Ligue 1: Monaco et Tchouaméni, des bleus à soigner pour un futur Bleu

Le milieu de terrain de Monaco Aurélien Tchouameni (d) lors d’un match à Bordeaux, le 18 avril 2021
Par Christophe BELLEUDI / © 2021 AFP

Avec le futur international Aurélien Tchouaméni en meneur d’hommes, Monaco, avant-dernier de Ligue 1 avec un point, compte enfin décoller en championnat après la désillusion de l’élimination en Ligue des champions; cela passe par une victoire à Troyes dimanche (13h00).

Le football de haut-niveau est une succession d’émotions contradictoires. Après un grand match mais une élimination cruelle contre le Shakhtar Donetsk (2-2) mercredi, Tchouaméni, appelé le lendemain par Didier Deschamps, a “vécu 24 heures très intenses émotionnellement”.

“La soirée s’est mal terminée, reconnaît-il. Le lendemain, c’était une bonne nouvelle”. Apprise de la bouche de son petit frère, alors que la délégation monégasque venait de se poser à l’aéroport de Nice après un voyage retour très agité, ponctué par une longue pause à Budapest. Certainement pas la meilleure chose pour préparer le déplacement à Troyes.

“Ce voyage nous a justement permis de bien penser à ce match, contredit Tchouaméni. Notre groupe est assez jeune et a un côté insouciant. Il a cette faculté à vite passer à autre chose. C’est parfois une bonne chose.”

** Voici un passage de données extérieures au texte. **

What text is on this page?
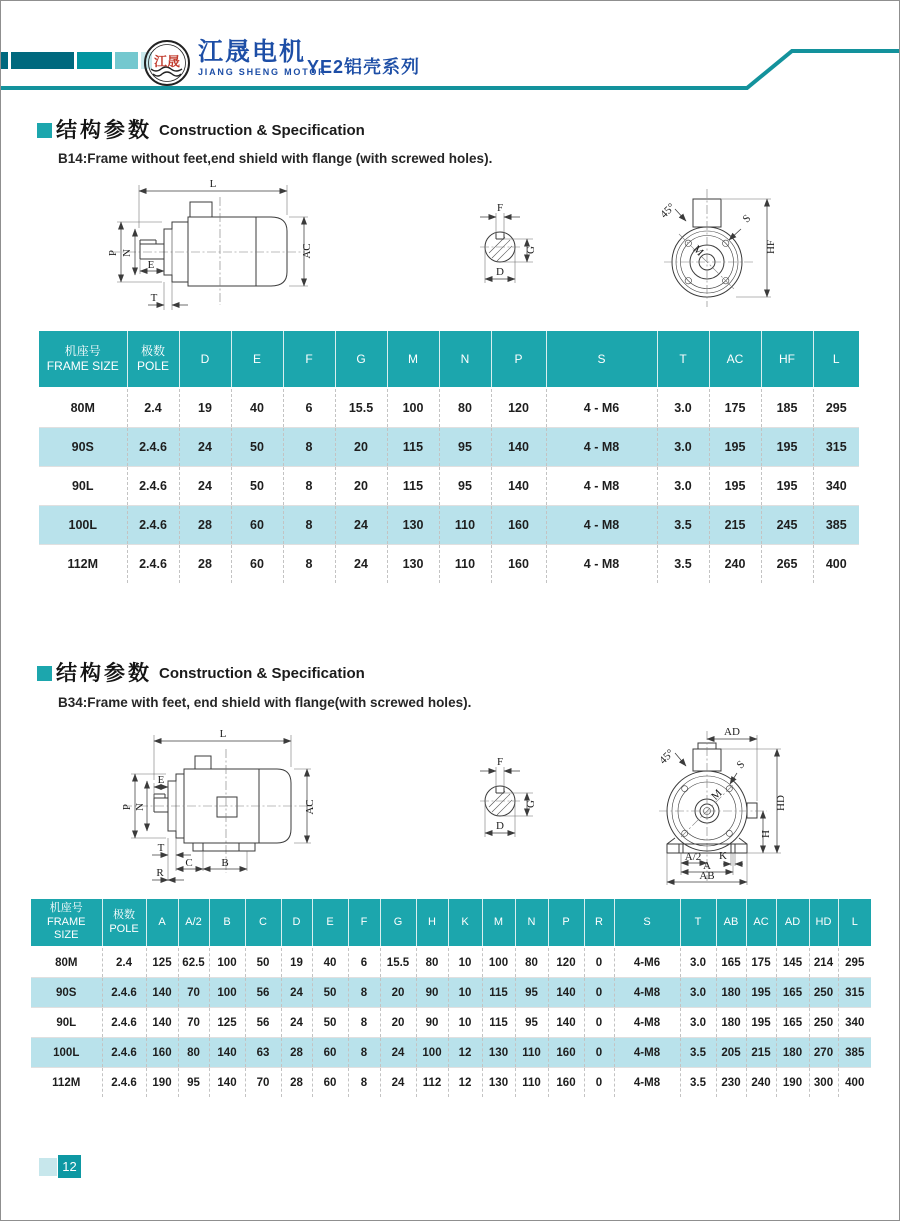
江晟 江晟电机
JIANG SHENG MOTOR
YE2铝壳系列
结构参数 Construction & Specification
B14:Frame without feet,end shield with flange (with screwed holes).
L
P N
E
T
AC
F
G
D
M
45°	S
HF
机座号
FRAME SIZE

极数
POLE

D	E	F	G	M	N	P	S	T	AC	HF	L

80M	2.4	19	40	6	15.5	100	80	120	4 - M6	3.0	175	185	295
90S	2.4.6	24	50	8	20	115	95	140	4 - M8	3.0	195	195	315
90L	2.4.6	24	50	8	20	115	95	140	4 - M8	3.0	195	195	340
100L	2.4.6	28	60	8	24	130	110	160	4 - M8	3.5	215	245	385
112M	2.4.6	28	60	8	24	130	110	160	4 - M8	3.5	240	265	400
结构参数 Construction & Specification
B34:Frame with feet, end shield with flange(with screwed holes).
L
E
P N	AC
T
C	B
R
F
G
D
M
45°	S
AD
HD
H
A/2 K
A
AB
机座号
FRAME
SIZE

极数
POLE

A	A/2	B	C	D	E	F	G	H	K	M	N	P	R	S	T	AB	AC	AD	HD	L

80M	2.4	125	62.5	100	50	19	40	6	15.5	80	10	100	80	120	0	4-M6	3.0	165	175	145	214	295
90S	2.4.6	140	70	100	56	24	50	8	20	90	10	115	95	140	0	4-M8	3.0	180	195	165	250	315
90L	2.4.6	140	70	125	56	24	50	8	20	90	10	115	95	140	0	4-M8	3.0	180	195	165	250	340
100L	2.4.6	160	80	140	63	28	60	8	24	100	12	130	110	160	0	4-M8	3.5	205	215	180	270	385
112M	2.4.6	190	95	140	70	28	60	8	24	112	12	130	110	160	0	4-M8	3.5	230	240	190	300	400
12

Les Monégasques ne comptent plus pleurer très longtemps sur leur sort. Sans Ligue des champions, la vie continue.

-“Débuter une série”-

“La prestation contre le Shakhtar doit nous donner de la confiance, clame Tchouaméni. On s’est dit, dès la fin du match, que ça devait lancer une certaine dynamique. On doit commencer une série dès demain.”

Il l’avoue, à Troyes, “ce sera très important”. “On va jouer avec beaucoup d’envie et de détermination, poursuit l’ex-Bordelais. Notre situation en championnat ne nous permet pas de sous-estimer Troyes. On doit gagner, montrer notre vrai visage.”

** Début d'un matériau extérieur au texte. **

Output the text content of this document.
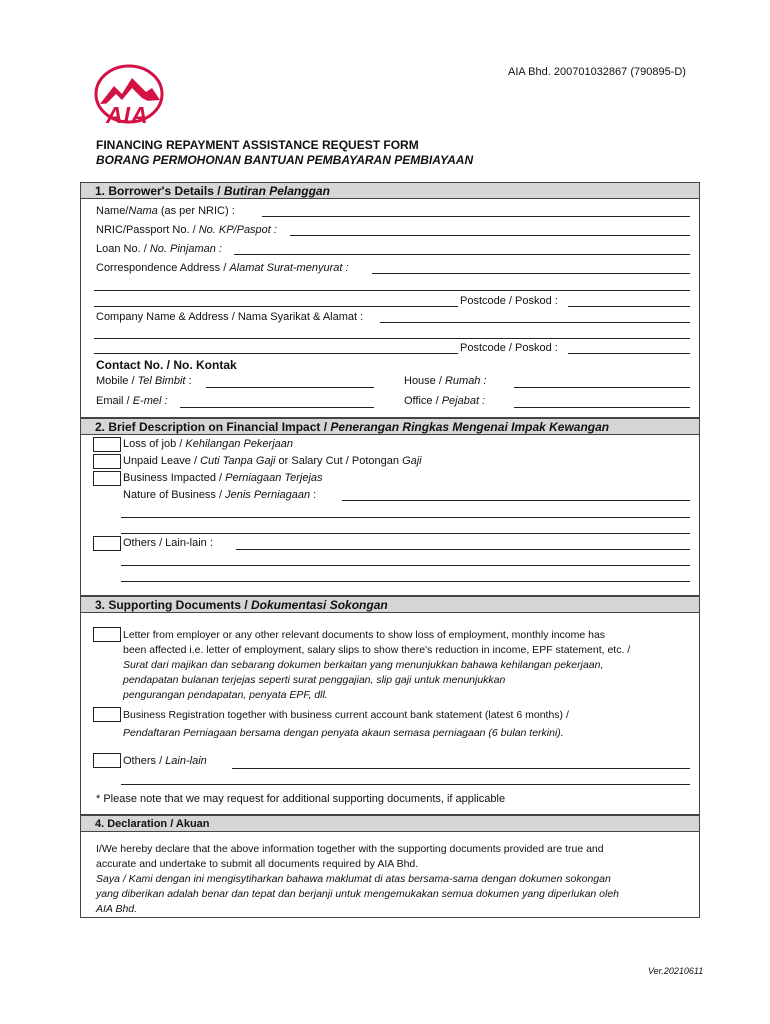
AIA
AIA Bhd. 200701032867 (790895-D)
FINANCING REPAYMENT ASSISTANCE REQUEST FORM
BORANG PERMOHONAN BANTUAN PEMBAYARAN PEMBIAYAAN
1. Borrower's Details / Butiran Pelanggan
Name/Nama (as per NRIC) :
NRIC/Passport No. / No. KP/Paspot :
Loan No. / No. Pinjaman :
Correspondence Address / Alamat Surat-menyurat :
Postcode / Poskod :
Company Name & Address / Nama Syarikat & Alamat :
Postcode / Poskod :
Contact No. / No. Kontak
Mobile / Tel Bimbit :	House / Rumah :
Email / E-mel :	Office / Pejabat :
2. Brief Description on Financial Impact / Penerangan Ringkas Mengenai Impak Kewangan
Loss of job / Kehilangan Pekerjaan
Unpaid Leave / Cuti Tanpa Gaji or Salary Cut / Potongan Gaji
Business Impacted / Perniagaan Terjejas
Nature of Business / Jenis Perniagaan :
Others / Lain-lain :
3. Supporting Documents / Dokumentasi Sokongan
Letter from employer or any other relevant documents to show loss of employment, monthly income has
been affected i.e. letter of employment, salary slips to show there's reduction in income, EPF statement, etc. /
Surat dari majikan dan sebarang dokumen berkaitan yang menunjukkan bahawa kehilangan pekerjaan,
pendapatan bulanan terjejas seperti surat penggajian, slip gaji untuk menunjukkan
pengurangan pendapatan, penyata EPF, dll.
Business Registration together with business current account bank statement (latest 6 months) /
Pendaftaran Perniagaan bersama dengan penyata akaun semasa perniagaan (6 bulan terkini).
Others / Lain-lain
* Please note that we may request for additional supporting documents, if applicable
4. Declaration / Akuan
I/We hereby declare that the above information together with the supporting documents provided are true and
accurate and undertake to submit all documents required by AIA Bhd.
Saya / Kami dengan ini mengisytiharkan bahawa maklumat di atas bersama-sama dengan dokumen sokongan
yang diberikan adalah benar dan tepat dan berjanji untuk mengemukakan semua dokumen yang diperlukan oleh
AIA Bhd.
Ver.20210611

“C’est un challenge: à partir du moment où on montre un certain niveau, on doit garder le cap”, assène-t-il en évoquant le collectif retrouvé mercredi.

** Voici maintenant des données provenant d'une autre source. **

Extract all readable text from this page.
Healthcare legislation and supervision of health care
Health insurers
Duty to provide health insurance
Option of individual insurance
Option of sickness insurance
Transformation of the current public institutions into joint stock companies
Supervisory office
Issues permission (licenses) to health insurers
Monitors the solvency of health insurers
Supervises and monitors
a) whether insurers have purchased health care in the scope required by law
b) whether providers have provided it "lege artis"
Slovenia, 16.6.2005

Après un été “dans la continuité de son bon travail de la saison dernière” selon son entraîneur, Tchouaméni, conscient de son changement de statut, doit aussi devenir un meneur.

“J’ai des objectifs, souligne-t-il. Il y a des attentes. De la part des médias, des coaches, des supporteurs, du monde du football. J’essaie de rester calme, de prendre du recul. Je vais continuer à travailler pour gravir les échelons.”

“J’ai beaucoup de points à améliorer, assume-t-il. Me projeter un peu plus est, par exemple, un axe de progression. Mais il faut aussi garder l’équilibre de l’équipe, le plus important.”

“Apprends chaque jour des meilleurs”

Pour Niko Kovac, qui lui avait prédit sa sélection il y a quelques semaines, “il est dans la bonne direction”. Mais, pour grandir encore, il lui faudra apprendre des meilleurs.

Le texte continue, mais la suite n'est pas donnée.